Ein Netz für die letzte Lebensphase

STERBEN ⋅ Palliative Care hilft dabei, den Umgang mit dem Tod zu verändern. Doch das bringt Herausforderungen mit sich. Darüber diskutierten Fachleute an der Jubiläumskonferenz des Forums Palliative Care Stadt St.Gallen.
03. Oktober 2017, 05:17
Nina Rudnicki

Nina Rudnicki

stadtredaktion@tagblatt.ch

«Palliative Care ist ein Trend. Und zwar einer, der gut für die Gesellschaft ist», sagt André Fringer, Professor an der Fachhochschule St.Gallen. Mit weiteren Experten war er als Referent zur Jubiläumskonferenz des Forums Palliative Care Stadt St.Gallen eingeladen. Der Verein wurde 2007 gegründet. Unter anderem erreichte er, dass vor vier Jahren die Fachstelle Palliative Care Stadt St.Gallen gegründet wurde. Finanziert wird sie von der politischen Gemeinde. Damit sind die Grundlagen für eine Palliative Care gelegt, die sämtliche Fachdisziplinen umfasst. An der Jubiläumskonferenz ging es daher um die Zukunftsvisionen. Fragen waren etwa, in welche Richtung sich die Palliative Care entwickeln soll und mit welchen Herausforderungen zu rechnen ist. Dabei fielen vor allem die Begriffe «Soziale Einsamkeit» und «Soziale Isolation» in der heutigen Gesellschaft.

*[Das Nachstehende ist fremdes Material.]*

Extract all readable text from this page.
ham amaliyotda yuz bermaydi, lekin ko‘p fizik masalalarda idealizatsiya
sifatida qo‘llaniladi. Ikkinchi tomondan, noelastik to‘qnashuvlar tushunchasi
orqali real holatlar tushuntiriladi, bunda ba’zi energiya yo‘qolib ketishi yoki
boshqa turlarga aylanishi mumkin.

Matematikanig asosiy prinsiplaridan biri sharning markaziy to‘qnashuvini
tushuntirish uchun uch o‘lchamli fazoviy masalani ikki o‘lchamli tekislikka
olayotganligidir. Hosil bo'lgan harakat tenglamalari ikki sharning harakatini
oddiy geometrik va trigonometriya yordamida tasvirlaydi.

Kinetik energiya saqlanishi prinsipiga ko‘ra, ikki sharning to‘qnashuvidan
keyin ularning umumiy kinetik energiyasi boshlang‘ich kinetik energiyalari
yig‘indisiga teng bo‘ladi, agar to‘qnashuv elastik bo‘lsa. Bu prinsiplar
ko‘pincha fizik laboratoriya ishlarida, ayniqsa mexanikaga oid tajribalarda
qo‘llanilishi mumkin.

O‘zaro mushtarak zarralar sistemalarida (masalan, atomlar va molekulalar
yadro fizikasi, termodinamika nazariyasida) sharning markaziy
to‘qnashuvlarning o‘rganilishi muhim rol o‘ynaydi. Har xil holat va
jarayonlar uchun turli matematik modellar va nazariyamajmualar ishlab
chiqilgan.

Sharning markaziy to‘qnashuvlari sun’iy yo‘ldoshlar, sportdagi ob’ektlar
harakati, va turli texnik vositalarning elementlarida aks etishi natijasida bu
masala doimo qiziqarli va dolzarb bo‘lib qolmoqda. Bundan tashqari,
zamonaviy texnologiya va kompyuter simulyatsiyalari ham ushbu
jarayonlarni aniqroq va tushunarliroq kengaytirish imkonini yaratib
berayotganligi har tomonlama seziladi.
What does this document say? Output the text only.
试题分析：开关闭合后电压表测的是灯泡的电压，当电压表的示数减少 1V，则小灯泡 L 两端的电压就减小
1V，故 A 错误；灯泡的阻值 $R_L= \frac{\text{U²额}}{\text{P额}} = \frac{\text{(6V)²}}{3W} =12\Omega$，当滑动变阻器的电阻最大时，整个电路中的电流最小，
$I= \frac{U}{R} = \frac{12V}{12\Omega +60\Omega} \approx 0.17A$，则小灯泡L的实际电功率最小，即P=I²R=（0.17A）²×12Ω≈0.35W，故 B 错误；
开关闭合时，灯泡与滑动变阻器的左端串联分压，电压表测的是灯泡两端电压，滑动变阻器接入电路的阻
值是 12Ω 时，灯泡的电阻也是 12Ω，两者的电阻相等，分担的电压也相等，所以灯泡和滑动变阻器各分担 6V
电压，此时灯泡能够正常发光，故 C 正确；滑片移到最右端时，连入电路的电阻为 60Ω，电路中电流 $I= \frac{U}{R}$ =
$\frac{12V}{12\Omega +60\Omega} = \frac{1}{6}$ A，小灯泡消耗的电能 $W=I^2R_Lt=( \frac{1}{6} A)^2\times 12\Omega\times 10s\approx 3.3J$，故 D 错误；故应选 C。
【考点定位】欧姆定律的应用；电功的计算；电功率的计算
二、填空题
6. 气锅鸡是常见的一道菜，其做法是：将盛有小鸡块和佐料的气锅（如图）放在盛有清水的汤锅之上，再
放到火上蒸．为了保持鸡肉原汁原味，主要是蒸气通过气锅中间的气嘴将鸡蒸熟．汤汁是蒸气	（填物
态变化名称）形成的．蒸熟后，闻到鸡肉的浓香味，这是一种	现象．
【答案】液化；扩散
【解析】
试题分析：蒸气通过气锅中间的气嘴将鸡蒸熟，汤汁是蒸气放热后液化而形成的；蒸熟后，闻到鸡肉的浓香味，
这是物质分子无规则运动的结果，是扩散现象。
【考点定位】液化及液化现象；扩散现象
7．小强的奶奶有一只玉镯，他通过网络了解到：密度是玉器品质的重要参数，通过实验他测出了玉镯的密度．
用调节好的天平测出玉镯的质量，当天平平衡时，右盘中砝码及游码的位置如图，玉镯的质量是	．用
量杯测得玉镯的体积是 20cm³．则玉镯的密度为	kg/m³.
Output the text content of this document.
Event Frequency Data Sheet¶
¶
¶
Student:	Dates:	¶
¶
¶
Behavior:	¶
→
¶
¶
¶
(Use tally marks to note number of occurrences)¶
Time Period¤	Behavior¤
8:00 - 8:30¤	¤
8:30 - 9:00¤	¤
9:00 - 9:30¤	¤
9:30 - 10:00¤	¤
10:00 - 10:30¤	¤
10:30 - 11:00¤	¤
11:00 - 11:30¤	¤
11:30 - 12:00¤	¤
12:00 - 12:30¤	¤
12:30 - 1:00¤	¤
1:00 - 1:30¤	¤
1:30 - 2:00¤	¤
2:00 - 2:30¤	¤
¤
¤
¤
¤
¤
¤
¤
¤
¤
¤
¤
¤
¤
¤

Letzter Lebensabschnitt als Teil des Alltags

An diesem Punkt setzt Palliative Care an. Sie geht davon aus, dass der letzte Lebensabschnitt Teil des alltäglichen Lebens ist. Palliative Care kann bereits im frühen Krankheitsstadium beginnen, sobald keine Aussichten auf eine Heilung bestehen. Je weiter die Krankheit fortschreitet, desto stärker tritt der palliative Aspekt in den Vordergrund, also das Zusammenwirken aller involvierten Personen und Organisationen. Ziel ist es, die Lebensqualität der Betroffenen zu verbessern und nahestehende Bezugspersonen zu unterstützen. Palliative Care schliesst medizinische Behandlungen, pflegerische Interventionen sowie psychologische, soziale und spirituelle Unterstützung mit ein.

Die Betreuung wird für jeden Patienten individuell gestaltet: Familienangehörige und Freunde umgeben ihn, während der Hausarzt und Pflegefachpersonen die medizinische Versorgung und Pflege sicherstellen. Je nach Krankheitsverlauf und Bedürfnissen ergänzen Seelsorge, Sozialarbeitende, psychologische oder andere Fachpersonen die Betreuung. Sie bilden zusammen das betreuende Netz eines kranken Menschen in der letzten Lebensphase.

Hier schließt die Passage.